The Salve Regina community will explore the theme of diversity for this year’s Banned Books Week beginning September 26th. This event series, sponsored by the American Library Association, will inspire discussions about diversity and censorship. Students will be made aware of books that have been banned because the author is of a certain race, sexuality, or writes of things deemed offensive.

Events will begin on Monday, September 26th with “Blind Date with a Banned Book” in Miley Lobby from 11:00 a.m. to 1:00 p.m. There will be a table set up with banned books. The titles will be covered so the only information presented will be the reason it was banned. Students are invited to come pick out a book to read.

On Wednesday, September 28th, students and faculty will read passages from banned books on the McKillop Lawn as part of the “Read-Out” from 11:00 a.m. to 2:00 p.m. There will also be performers singing and dancing.

To wrap things up, on Thursday, September 29th, there will be a screening of The Color Purple in DiStefano Lecture Hall beginning at 7:00 p.m. This film is adapted from a novel of the same name by Alice Walker. There will be a caramel apple station set up as well.

Dawn Emsellem, Director of Library Services, has been working with Special Programs Librarian Kiki Butler, along with Dr. Harrington-Lueker, and students Patty Socarras and Marrissa Ballard since last semester to make this event happen.

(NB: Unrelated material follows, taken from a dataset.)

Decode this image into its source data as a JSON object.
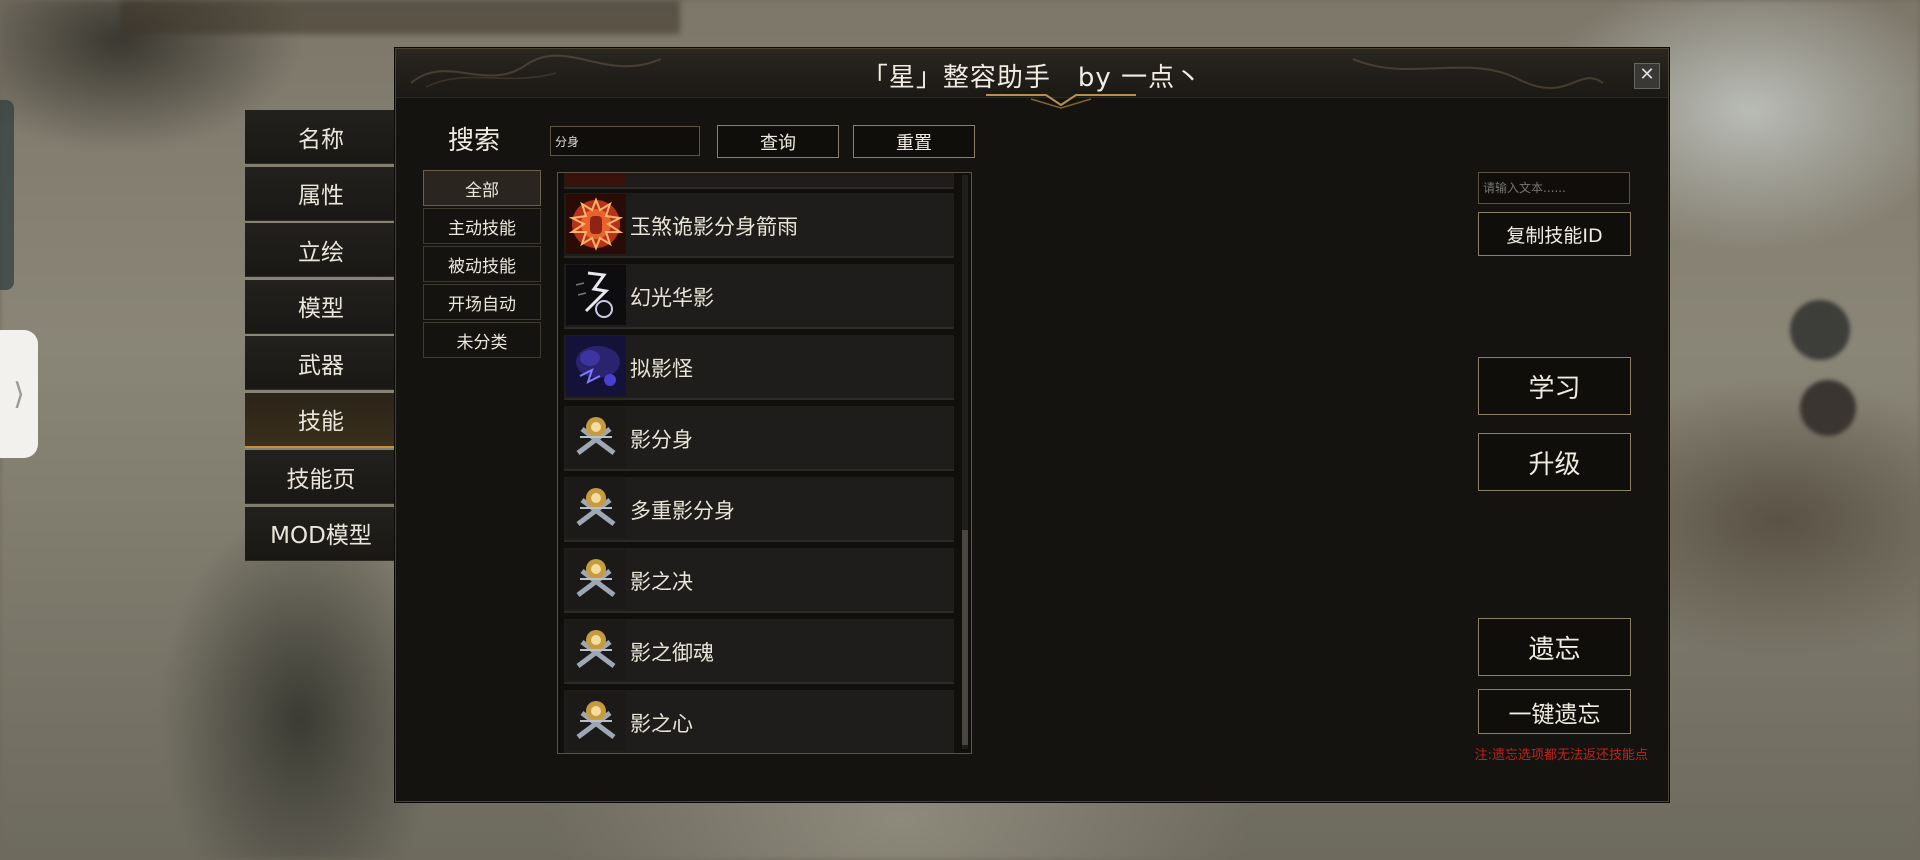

Emsellem is very passionate about this project and believes it is an important one to have college students participate in as they prepare to go out into the world. “This needs to happen in a place where a diversity of voices and opinions in celebrated, and literature is a way to see different ways of being and discover who you are,” says Emsellem. “Personally, I feel that empathy and the impulse to understand the lives of others is something that is sorely needed right now.”

Marrissa Ballard, co-chair of the planning committee, also believes this is an important event. Ballard emphasizes that the planning committee’s main focus was always how to be faithful to the theme of diversity. “In the name of diversity, we tried to be as inclusive as possible of all different populations.”

Ballard notes that many classics have been banned. “A lot of books that people read in school have been banned at one time.” Even children’s books have been banned; one in particular, And Tango Makes Three, has been banned for featuring a relationship between two male penguins.